ORIGINALLY POSTED ON STRAIGHT.COM, OCTOBER 23, 2015
By Steve Newton
The makers of the latest (and allegedly last) Paranormal Activity film just don’t get it. The secret to the found-footage series’ success comes from not showing too much, and in some cases hardly anything at all. The scariest entries in the franchise–the first three films–reeled you in by daring you to search for the slightest hint of paranormal activity on the video screens meant to record it.
The brainiacs behind The Ghost Dimension decided to give that activity visible form, in the guise of a tenebrous, shape-challenged demon/ghost. And then they basically beat you over the head with it by having the dark apparition suddenly swoop all over the place, accompanied by a deafening thump or whump.
That’s no way to creep people out, folks.
After an intro depicting some demonic death-dealing from a previous PA film we’re plunked into the sprawling Christmas-ready home of Ryan (Chris J. Murray), his wife Emily (Brit Shaw), and their adorbs seven-year-old Leila (Ivy George). Also on the scene are blonde yoga babe Skyler (Olivia Taylor Dudley) and Ryan’s just-arriving goofball-hipster brother Mike (Dan Gill). While the guys are putting up decorations Mike finds a bulky, peculiar camcorder and a bunch of VHS tapes, which include lotsa footage from the previous films ’cause that’s a cheap way to make a movie.

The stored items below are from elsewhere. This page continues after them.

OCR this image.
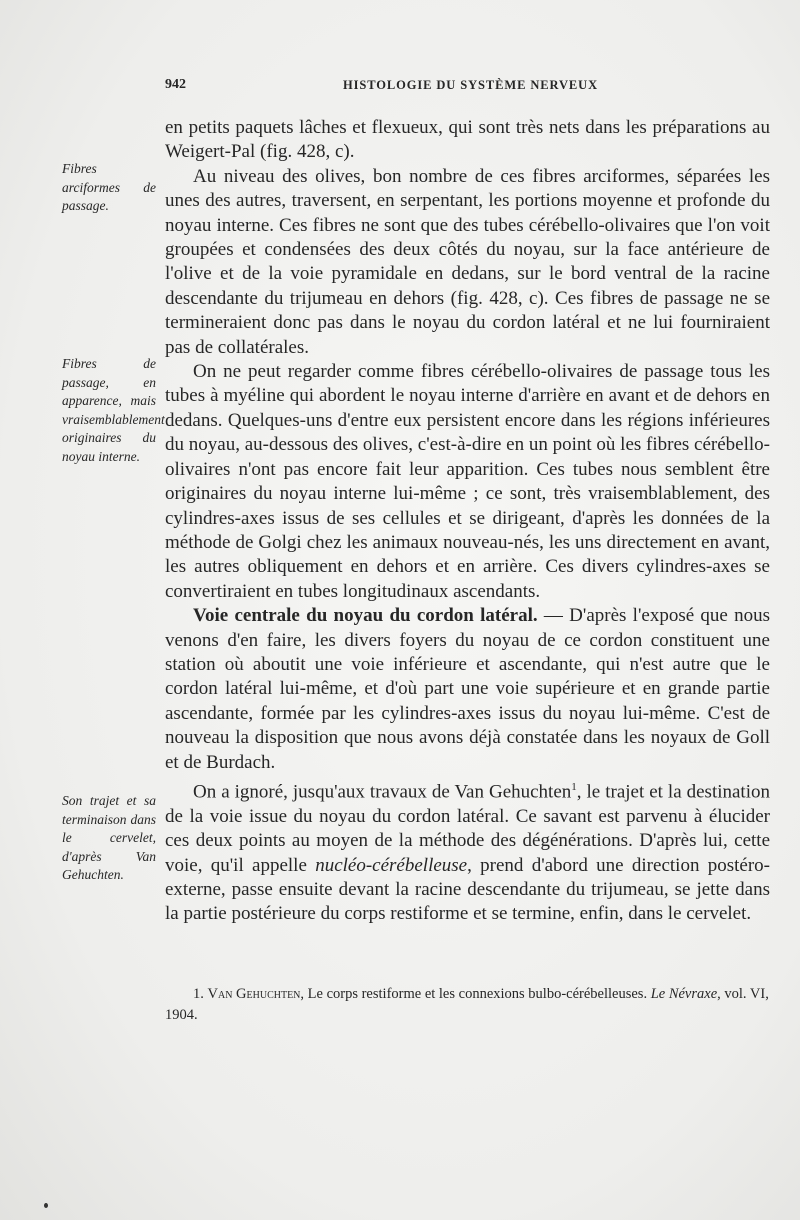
942	HISTOLOGIE DU SYSTÈME NERVEUX
Fibres arciformes de passage.
Fibres de passage, en apparence, mais vraisemblablement originaires du noyau interne.
Son trajet et sa terminaison dans le cervelet, d'après Van Gehuchten.

en petits paquets lâches et flexueux, qui sont très nets dans les préparations au Weigert-Pal (fig. 428, c).

Au niveau des olives, bon nombre de ces fibres arciformes, séparées les unes des autres, traversent, en serpentant, les portions moyenne et profonde du noyau interne. Ces fibres ne sont que des tubes cérébello-olivaires que l'on voit groupées et condensées des deux côtés du noyau, sur la face antérieure de l'olive et de la voie pyramidale en dedans, sur le bord ventral de la racine descendante du trijumeau en dehors (fig. 428, c). Ces fibres de passage ne se termineraient donc pas dans le noyau du cordon latéral et ne lui fourniraient pas de collatérales.

On ne peut regarder comme fibres cérébello-olivaires de passage tous les tubes à myéline qui abordent le noyau interne d'arrière en avant et de dehors en dedans. Quelques-uns d'entre eux persistent encore dans les régions inférieures du noyau, au-dessous des olives, c'est-à-dire en un point où les fibres cérébello-olivaires n'ont pas encore fait leur apparition. Ces tubes nous semblent être originaires du noyau interne lui-même ; ce sont, très vraisemblablement, des cylindres-axes issus de ses cellules et se dirigeant, d'après les données de la méthode de Golgi chez les animaux nouveau-nés, les uns directement en avant, les autres obliquement en dehors et en arrière. Ces divers cylindres-axes se convertiraient en tubes longitudinaux ascendants.

Voie centrale du noyau du cordon latéral. — D'après l'exposé que nous venons d'en faire, les divers foyers du noyau de ce cordon constituent une station où aboutit une voie inférieure et ascendante, qui n'est autre que le cordon latéral lui-même, et d'où part une voie supérieure et en grande partie ascendante, formée par les cylindres-axes issus du noyau lui-même. C'est de nouveau la disposition que nous avons déjà constatée dans les noyaux de Goll et de Burdach.

On a ignoré, jusqu'aux travaux de Van Gehuchten$^1$, le trajet et la destination de la voie issue du noyau du cordon latéral. Ce savant est parvenu à élucider ces deux points au moyen de la méthode des dégénérations. D'après lui, cette voie, qu'il appelle nucléo-cérébelleuse, prend d'abord une direction postéro-externe, passe ensuite devant la racine descendante du trijumeau, se jette dans la partie postérieure du corps restiforme et se termine, enfin, dans le cervelet.

1. Van Gehuchten, Le corps restiforme et les connexions bulbo-cérébelleuses. Le Névraxe, vol. VI, 1904.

Meanwhile, like previous kids in the series, Leila makes an invisible friend named Toby, who just happens to be the evil presence causing all the commotion in the first place. When Toby’s antics cause Mike and Ryan to holler “What the fuck!” for the umpteenth time and Leila to get weirder by the day, Emily finally calls in a priest so the movie can turn to time-worn exorcism tropes.
While the static (or creatively jerry-rigged) cameras in the early Paranormal Activity films helped boost the believability factor, the clunky handheld one in The Ghost Dimension gets absurdly dragged around the house to document whatever chaotic supernatural shit is going down. The fact that it’s capturing images in 3D doesn’t heighten the attraction of this bogus production one measly bit.